Passe-passe chorégraphique au Triton


L'ajout récent d'une seconde salle a donné aux propriétaires du Triton des idées délirantes de spectacles s'appuyant sur les ressources uniques de ce lieu principalement dédié à la musique. Jacques Vivante a imaginé un dispositif qui permet de faire communiquer le son, mais aussi les images d'une salle vers l'autre et réciproquement. Tant et si bien que des musiciens dans une salle peuvent jouer avec ceux de l'autre salle, ou accompagner une chorégraphie interprétée dans la pièce à côté !


Les participants au festival chorégraphique Dodécadanse s'en sont donnés à cœur joie. Vendredi soir, c'était au tour de la chanteuse Élise Caron, du batteur Edward Perraud et des danseurs Marlène Rostaing et Julyen Hamilton de glisser d'une scène à l'autre comme un changement de décor sur le plateau d'un théâtre. Le numéro de jonglage le plus acrobatique revenait aux techniciens contrôlant la lumière et les flux migratoires des coulisses en plus du son et de la vidéo. La partition des musiciens et des danseurs transformait les musiciens en danseurs, les danseurs se servant à leur tour de la voix pour évoquer la difficulté d'être ou commenter l'action.

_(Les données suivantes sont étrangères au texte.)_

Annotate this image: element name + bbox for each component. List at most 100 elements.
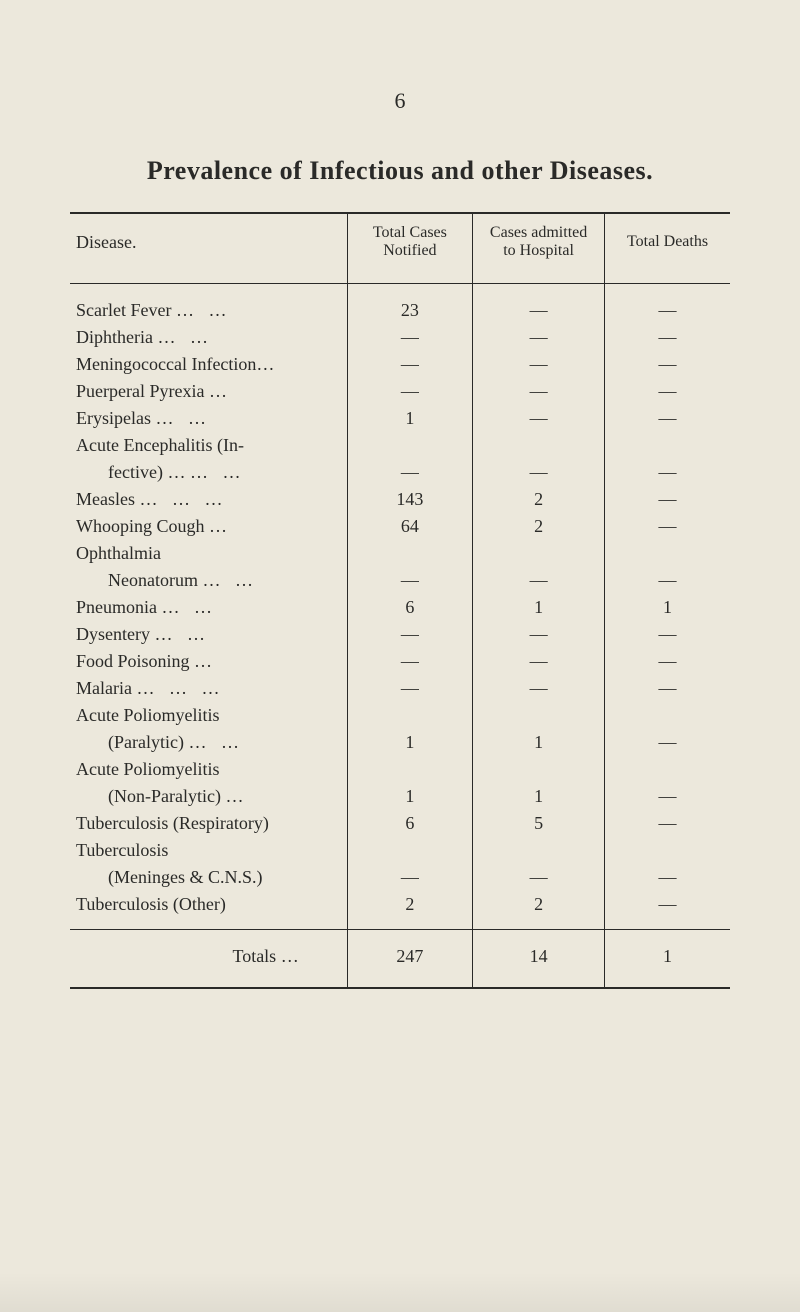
disease-label: Whooping Cough … [70, 513, 347, 540]
cell-total-cases: 23 [347, 283, 472, 324]
table-row: Meningococcal Infection…——— [70, 351, 730, 378]
cell-total-deaths: — [605, 621, 730, 648]
disease-label: (Non-Paralytic) … [70, 783, 347, 810]
cell-cases-admitted: 5 [473, 810, 605, 837]
table-row: Food Poisoning …——— [70, 648, 730, 675]
table-row: Tuberculosis (Other)22— [70, 891, 730, 930]
table-row: Neonatorum … …——— [70, 567, 730, 594]
cell-total-deaths: — [605, 567, 730, 594]
totals-cases: 247 [347, 929, 472, 988]
cell-total-deaths: — [605, 675, 730, 702]
cell-total-cases [347, 702, 472, 729]
cell-cases-admitted: — [473, 459, 605, 486]
disease-label: Measles … … … [70, 486, 347, 513]
totals-admitted: 14 [473, 929, 605, 988]
table-row: Acute Encephalitis (In- [70, 432, 730, 459]
cell-total-cases [347, 756, 472, 783]
cell-total-deaths: — [605, 729, 730, 756]
disease-label: Scarlet Fever … … [70, 283, 347, 324]
cell-total-deaths: — [605, 283, 730, 324]
page-title: Prevalence of Infectious and other Disea… [70, 156, 730, 186]
table-row: fective) … … …——— [70, 459, 730, 486]
cell-cases-admitted [473, 756, 605, 783]
header-total-cases-l2: Notified [383, 242, 436, 259]
disease-label: Acute Encephalitis (In- [70, 432, 347, 459]
cell-total-deaths: — [605, 486, 730, 513]
cell-total-cases [347, 432, 472, 459]
cell-total-deaths [605, 837, 730, 864]
header-admitted-l1: Cases admitted [490, 224, 587, 241]
cell-total-cases: — [347, 621, 472, 648]
disease-label: Dysentery … … [70, 621, 347, 648]
cell-cases-admitted: — [473, 324, 605, 351]
header-total-cases-l1: Total Cases [373, 224, 447, 241]
cell-total-deaths: — [605, 891, 730, 930]
disease-label: Diphtheria … … [70, 324, 347, 351]
totals-label: Totals … [70, 929, 347, 988]
cell-total-cases: — [347, 378, 472, 405]
cell-total-deaths: — [605, 783, 730, 810]
cell-cases-admitted: — [473, 675, 605, 702]
cell-cases-admitted: — [473, 283, 605, 324]
cell-total-cases: 1 [347, 405, 472, 432]
cell-total-cases: — [347, 648, 472, 675]
table-row: Whooping Cough …642— [70, 513, 730, 540]
cell-cases-admitted: 1 [473, 594, 605, 621]
column-header-cases-admitted: Cases admitted to Hospital [473, 213, 605, 283]
cell-total-deaths: — [605, 513, 730, 540]
cell-total-deaths: — [605, 459, 730, 486]
disease-label: Food Poisoning … [70, 648, 347, 675]
column-header-total-cases: Total Cases Notified [347, 213, 472, 283]
cell-total-cases [347, 540, 472, 567]
table-row: (Paralytic) … …11— [70, 729, 730, 756]
cell-total-cases: — [347, 459, 472, 486]
table-row: (Meninges & C.N.S.)——— [70, 864, 730, 891]
cell-total-cases: 6 [347, 594, 472, 621]
cell-cases-admitted: — [473, 621, 605, 648]
page-number: 6 [70, 88, 730, 114]
cell-cases-admitted: — [473, 351, 605, 378]
disease-label: Meningococcal Infection… [70, 351, 347, 378]
cell-cases-admitted: — [473, 567, 605, 594]
cell-cases-admitted: 2 [473, 486, 605, 513]
cell-total-cases [347, 837, 472, 864]
disease-label: (Meninges & C.N.S.) [70, 864, 347, 891]
cell-total-deaths: 1 [605, 594, 730, 621]
column-header-disease: Disease. [70, 213, 347, 283]
cell-total-deaths [605, 540, 730, 567]
cell-cases-admitted: — [473, 864, 605, 891]
cell-cases-admitted: 1 [473, 783, 605, 810]
cell-total-deaths: — [605, 378, 730, 405]
disease-label: Malaria … … … [70, 675, 347, 702]
table-row: Malaria … … …——— [70, 675, 730, 702]
cell-total-cases: — [347, 864, 472, 891]
table-row: Dysentery … …——— [70, 621, 730, 648]
disease-label: (Paralytic) … … [70, 729, 347, 756]
cell-total-deaths: — [605, 648, 730, 675]
disease-label: Tuberculosis [70, 837, 347, 864]
cell-total-cases: — [347, 675, 472, 702]
cell-cases-admitted [473, 540, 605, 567]
cell-total-deaths: — [605, 864, 730, 891]
cell-total-cases: 1 [347, 783, 472, 810]
disease-label: Puerperal Pyrexia … [70, 378, 347, 405]
cell-total-cases: — [347, 324, 472, 351]
cell-total-deaths: — [605, 810, 730, 837]
cell-cases-admitted [473, 702, 605, 729]
cell-cases-admitted: 2 [473, 891, 605, 930]
column-header-total-deaths: Total Deaths [605, 213, 730, 283]
cell-cases-admitted: 1 [473, 729, 605, 756]
table-row: Tuberculosis [70, 837, 730, 864]
disease-label: Acute Poliomyelitis [70, 702, 347, 729]
cell-cases-admitted: 2 [473, 513, 605, 540]
table-row: Scarlet Fever … …23—— [70, 283, 730, 324]
disease-label: Tuberculosis (Respiratory) [70, 810, 347, 837]
table-row: Ophthalmia [70, 540, 730, 567]
disease-label: Neonatorum … … [70, 567, 347, 594]
table-row: Acute Poliomyelitis [70, 756, 730, 783]
disease-label: Tuberculosis (Other) [70, 891, 347, 930]
table-row: Tuberculosis (Respiratory)65— [70, 810, 730, 837]
cell-total-cases: 143 [347, 486, 472, 513]
cell-total-cases: — [347, 351, 472, 378]
table-row: Puerperal Pyrexia …——— [70, 378, 730, 405]
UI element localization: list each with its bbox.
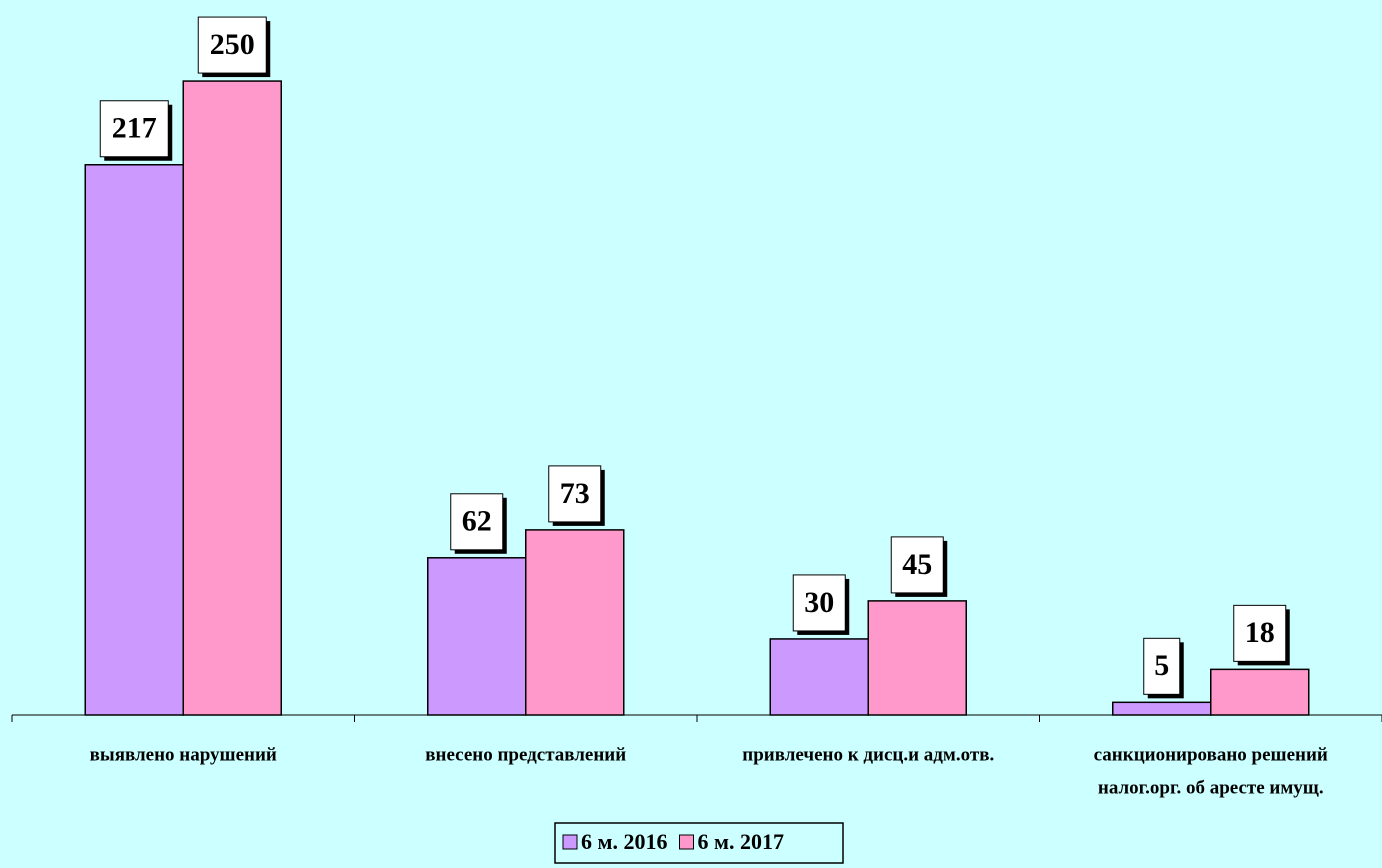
x-tick-label: выявлено нарушений <box>90 744 277 765</box>
value-label: 62 <box>462 505 492 538</box>
value-label-box <box>1233 604 1287 662</box>
value-label: 250 <box>210 28 255 61</box>
value-label-box <box>890 536 944 594</box>
bar <box>1112 701 1212 716</box>
x-tick-label: налог.орг. об аресте имущ. <box>1098 777 1324 798</box>
bar <box>84 164 184 716</box>
value-label-box <box>792 574 846 632</box>
bar <box>182 80 282 716</box>
value-label: 217 <box>112 112 157 145</box>
legend-swatch <box>679 834 694 850</box>
value-label: 73 <box>560 477 590 510</box>
value-label-box <box>1143 637 1181 695</box>
x-tick-label: санкционировано решений <box>1094 744 1328 765</box>
legend-swatch <box>562 834 578 850</box>
value-label-box <box>548 465 602 523</box>
value-label: 45 <box>902 548 932 581</box>
value-label: 30 <box>804 586 834 619</box>
legend: 6 м. 2016 6 м. 2017 <box>554 822 844 864</box>
bar <box>525 529 625 716</box>
value-label: 5 <box>1154 649 1169 682</box>
value-label-box <box>99 100 169 158</box>
bar <box>769 638 869 716</box>
x-tick-label: внесено представлений <box>425 744 626 765</box>
x-tick-label: привлечено к дисц.и адм.отв. <box>742 744 994 765</box>
bar <box>427 557 527 716</box>
bar <box>1210 668 1310 716</box>
legend-label: 6 м. 2016 <box>581 829 668 854</box>
bar <box>867 600 967 716</box>
legend-box <box>554 822 844 864</box>
value-label-box <box>197 16 267 74</box>
value-label: 18 <box>1245 616 1275 649</box>
legend-label: 6 м. 2017 <box>698 829 785 854</box>
value-label-box <box>450 493 504 551</box>
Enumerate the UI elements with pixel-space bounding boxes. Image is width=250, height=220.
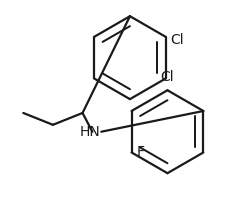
Text: HN: HN bbox=[80, 125, 100, 139]
Text: Cl: Cl bbox=[170, 33, 183, 47]
Text: F: F bbox=[136, 145, 144, 160]
Text: Cl: Cl bbox=[161, 70, 174, 84]
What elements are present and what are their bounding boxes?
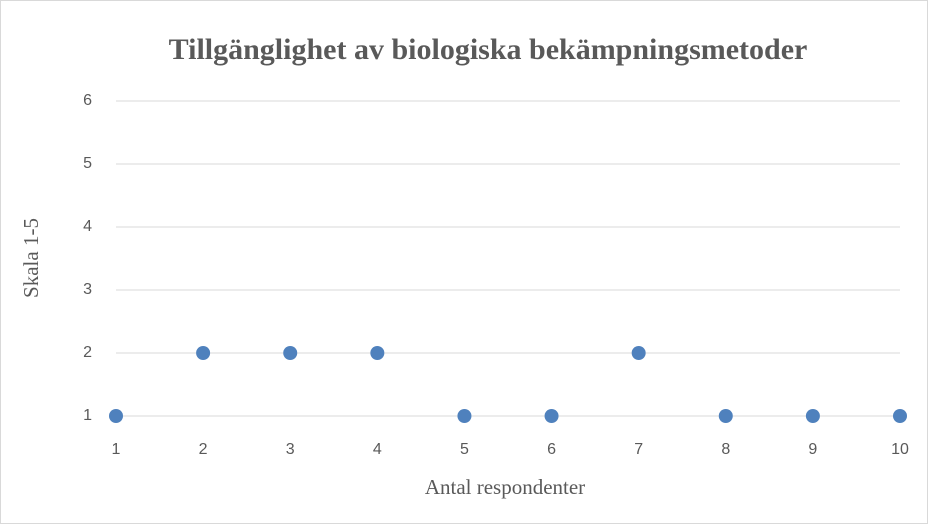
x-tick-label: 10 [891, 441, 909, 458]
x-tick-label: 4 [373, 441, 382, 458]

Ce jeu de vases communicants proposait aux spectateurs de chaque salle d'en changer à l'entr'acte. La permutation nous rappelait Lapin chasseur des Deschiens dont le décor représentait un restaurant côté salle et côté cuisine avec le public découvrant l'envers du décor à mi-parcours, la même scène rejouant deux fois.


Bitter Sweets, le CD d'Élise Caron et Edward Perraud paru chez Quark (L'autre distribution), m'avait énormément plu, kaléidoscope de saynètes pop déjantées. Si la chanteuse à facettes est une excellente comédienne, elle joue aussi remarquablement de la flûte. Quant au percussionniste il avale régulièrement son micro contact branché sur une application iPhone dont les sons trafiqués par un vieux KaosPad élargit sa palette orchestrale. Ainsi hameçonné il fait voler ses lignes au-dessus de sa tête tandis que la cantatrice virtuose incarne de multiples personnages, tel Alec Guiness dans Noblesse oblige. Sur scènes, Julyen Hamilton ne dédaigne pas non plus l'humour et Marlène Rostaing virevolte en s'appropriant les surfaces qu'elle rencontre sur son passage. La partie carrée s'improvise alors selon le planning des couples qui se font et se défont.